The Sequence Read Archive (SRA) is the largest publicly available repository of high throughput sequencing data. (Fun fact: it used to be called the Short Read Archive since most of the data was from short read sequencers.) The tool fastq-dump
from the SRA Toolkit can be used to download SRA data. A while ago I learned of fasterq-dump
, which as the name suggests is a faster version of fastq-dump
. Below are the elapsed times for downloading SRR390728 using the two tools.
time fastq-dump SRR390728
# Read 7178576 spots for SRR390728
# Written 7178576 spots for SRR390728
#
# real 15m22.349s
# user 3m16.858s
# sys 0m22.203s
time fasterq-dump --split-files SRR390728
# spots read : 7,178,576
# reads read : 14,357,152
# reads written : 14,357,152
#
# real 7m3.119s
# user 2m12.225s
# sys 0m21.876s
There is a tool called prefetch
, but fasterq-dump
performs the prefetch
step and FASTQ conversion in a single step meaning that you do not need to use prefetch
with fasterq-dump
.
I have been using fasterq-dump
and it does the job but it's very slow and sometimes (more often than I would like it to) it crashes in the middle of a download.
I looked around for a faster solution and came across parallel-fastq-dump, which cleverly splits a download up into independent blocks and downloads each block in parallel. However, the download simply hung when I tried to use it.
Finally I found out that AWS is hosting all the SRA data and has made it freely accessible from Amazon S3!
Downloading the same data set from AWS took only 30 seconds compared to over 7 minutes using fasterq-dump
.
time aws s3 sync s3://sra-pub-run-odp/sra/SRR390728 SRR390728 --no-sign-request
# download: s3://sra-pub-run-odp/sra/SRR390728/SRR390728 to SRR390728/SRR390728
#
# real 0m29.429s
# user 0m2.701s
# sys 0m1.640s
The S3 bucket is in the us-east-1
region, so if you are in the US and on the East Coast, you should have much faster download speeds than me (since I'm downloading from Japan).
I have a longer and more explanatory write up in my GitHub repo.
This work is licensed under a Creative Commons
Attribution 4.0 International License.
Hi Dave, thank you for your post. I have been using asap to download SRA data up till now. However it usually encounters problems! I will try this method in Japan to see whether it is also fast here.
Hi Hirakawa san,
thanks for the comment. `ascp` worked quite well for me (in Japan) and is definitely the fastest method; I could use it to download several terabytes of data without any problems.
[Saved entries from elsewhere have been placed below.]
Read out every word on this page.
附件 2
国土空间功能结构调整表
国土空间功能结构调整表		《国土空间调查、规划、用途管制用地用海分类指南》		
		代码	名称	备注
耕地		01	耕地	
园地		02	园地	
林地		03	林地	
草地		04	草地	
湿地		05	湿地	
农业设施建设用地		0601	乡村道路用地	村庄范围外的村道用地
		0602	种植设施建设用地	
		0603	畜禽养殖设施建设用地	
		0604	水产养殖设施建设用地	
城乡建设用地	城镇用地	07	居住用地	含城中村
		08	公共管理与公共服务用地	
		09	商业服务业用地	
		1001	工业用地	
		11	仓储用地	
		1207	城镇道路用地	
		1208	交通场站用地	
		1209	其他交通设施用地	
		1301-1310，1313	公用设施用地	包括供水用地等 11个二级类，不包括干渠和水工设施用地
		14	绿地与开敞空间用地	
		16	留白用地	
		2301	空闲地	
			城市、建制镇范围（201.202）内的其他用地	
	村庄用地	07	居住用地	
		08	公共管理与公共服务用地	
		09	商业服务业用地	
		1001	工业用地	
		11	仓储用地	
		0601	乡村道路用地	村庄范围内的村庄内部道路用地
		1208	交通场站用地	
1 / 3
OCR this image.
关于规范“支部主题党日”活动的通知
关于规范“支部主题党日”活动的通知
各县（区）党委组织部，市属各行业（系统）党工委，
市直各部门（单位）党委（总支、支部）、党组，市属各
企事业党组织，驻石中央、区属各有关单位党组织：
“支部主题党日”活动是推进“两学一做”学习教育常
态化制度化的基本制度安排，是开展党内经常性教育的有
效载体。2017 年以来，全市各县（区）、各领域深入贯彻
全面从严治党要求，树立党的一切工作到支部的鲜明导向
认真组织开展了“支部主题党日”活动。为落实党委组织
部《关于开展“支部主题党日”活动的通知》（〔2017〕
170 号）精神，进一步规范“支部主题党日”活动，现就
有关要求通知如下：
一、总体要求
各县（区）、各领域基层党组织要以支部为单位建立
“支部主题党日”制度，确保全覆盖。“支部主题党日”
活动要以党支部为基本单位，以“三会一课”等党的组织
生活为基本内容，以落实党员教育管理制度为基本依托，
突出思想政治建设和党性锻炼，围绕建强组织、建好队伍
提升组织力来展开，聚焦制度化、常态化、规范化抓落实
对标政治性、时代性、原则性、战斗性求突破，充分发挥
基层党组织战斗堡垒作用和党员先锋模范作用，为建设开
I have additional notes in my GitHub repository https://github.com/davetang/research_parasite.
I also just checked out your blog. Good to see another bioinformatics blog, especially one from Japan!
Cheers,
Dave
Hi Dave, thank you for your notes.
I’ve tried aws downloading (ERR4183340, 10GB) but unfortunately it is not fast (<10MB/s), even slower than wget from FTP (~15MB/s).
And it is also sad that currently Aspera always runs into session error when downloading from era-fasp@fasp.sra.ebi.ac.uk .
Perhaps try to wait for some days until fasp.sra.ebi.ac.uk recovers.
Hi Hirakawa san,
I could download ERR4183340 using Aspera.
I’ve never run into any problems so far when using Aspera.
Cheers,
Dave
Ah. I see. It seems there are some problems with the network in my server.